In the future, an IBN will continue the AI-assisted process with the objective of creating self-configuring, self-healing and self-maintaining networks.
However, migrating from a conventional network to an SDN is not an easy task. It may appear so, but there are pitfalls hidden in the process.
Here are three common pitfalls to avoid.
Woods and Trees
Unfortunately, network specialists tend to focus on the technical details of network architecture and miss out on the big picture. Network design is a lot more than just the placement of equipment and cables and the implementation of management software.
The first and biggest question is whether to adopt an in-house or a partially or completely outsourced solution. One compromise solution is to outsource the basic network tasks such as cabling for desktop equipment installation, leaving the detailed higher-level management to internal staff. If outsourced, the outsource partner must be involved in the migration planning.

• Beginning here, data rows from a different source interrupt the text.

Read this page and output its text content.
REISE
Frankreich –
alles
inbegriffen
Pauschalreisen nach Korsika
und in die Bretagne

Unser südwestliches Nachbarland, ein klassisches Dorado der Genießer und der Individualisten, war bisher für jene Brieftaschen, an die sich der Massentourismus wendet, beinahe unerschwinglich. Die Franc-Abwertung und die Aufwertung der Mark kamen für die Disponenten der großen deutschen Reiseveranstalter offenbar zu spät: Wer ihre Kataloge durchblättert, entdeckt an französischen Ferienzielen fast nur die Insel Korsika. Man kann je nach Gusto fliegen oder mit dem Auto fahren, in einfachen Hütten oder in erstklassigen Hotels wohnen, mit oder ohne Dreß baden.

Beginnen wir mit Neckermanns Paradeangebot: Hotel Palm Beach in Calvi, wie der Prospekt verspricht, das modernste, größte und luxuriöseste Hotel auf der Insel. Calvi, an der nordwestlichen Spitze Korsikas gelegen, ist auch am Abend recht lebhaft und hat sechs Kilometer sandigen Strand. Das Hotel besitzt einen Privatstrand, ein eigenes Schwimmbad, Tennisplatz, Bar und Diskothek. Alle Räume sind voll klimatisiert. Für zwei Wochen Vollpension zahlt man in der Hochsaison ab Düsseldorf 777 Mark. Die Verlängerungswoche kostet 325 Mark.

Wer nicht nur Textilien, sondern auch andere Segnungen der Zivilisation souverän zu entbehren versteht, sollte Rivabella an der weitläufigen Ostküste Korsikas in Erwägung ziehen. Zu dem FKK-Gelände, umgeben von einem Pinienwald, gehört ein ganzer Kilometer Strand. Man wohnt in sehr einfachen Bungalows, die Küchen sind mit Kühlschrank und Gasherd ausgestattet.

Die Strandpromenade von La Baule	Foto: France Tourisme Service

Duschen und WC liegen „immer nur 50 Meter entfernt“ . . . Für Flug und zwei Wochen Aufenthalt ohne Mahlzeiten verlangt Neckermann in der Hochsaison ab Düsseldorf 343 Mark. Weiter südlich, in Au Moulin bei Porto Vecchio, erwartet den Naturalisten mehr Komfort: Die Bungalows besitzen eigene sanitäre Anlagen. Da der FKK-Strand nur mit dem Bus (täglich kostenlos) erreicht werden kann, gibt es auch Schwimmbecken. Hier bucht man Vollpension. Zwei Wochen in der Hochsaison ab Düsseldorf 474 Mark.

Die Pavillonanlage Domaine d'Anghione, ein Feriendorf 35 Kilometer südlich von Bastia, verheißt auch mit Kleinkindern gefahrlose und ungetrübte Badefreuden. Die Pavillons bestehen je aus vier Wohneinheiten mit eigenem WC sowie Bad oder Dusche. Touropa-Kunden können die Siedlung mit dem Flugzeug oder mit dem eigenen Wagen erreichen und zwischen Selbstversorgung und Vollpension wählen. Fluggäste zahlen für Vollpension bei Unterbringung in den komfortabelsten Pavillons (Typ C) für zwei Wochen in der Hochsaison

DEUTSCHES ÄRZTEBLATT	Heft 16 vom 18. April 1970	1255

The design and evaluation process must also include the required network metrics of response times, traffic patterns, traffic growth, and any longer-term issues, for example, moving to a hosted Cloud solution or the introduction of VoIP.
That will allow the preparation of the financial budgets that will be required, both Capex for any new equipment and software that will be needed, and Opex elements such as salaries and maintenance and license fees.
One particular solution is taking a NAAS, “Network As A Service” approach, to the SD-WAN environment rather than using a traditional design approach.
Most organisations have some form of online presence, even if it is only a company information website. Attaching your network to the Internet opens you up to all sorts of potential security issues, which, hopefully, are countered by an existing security environment.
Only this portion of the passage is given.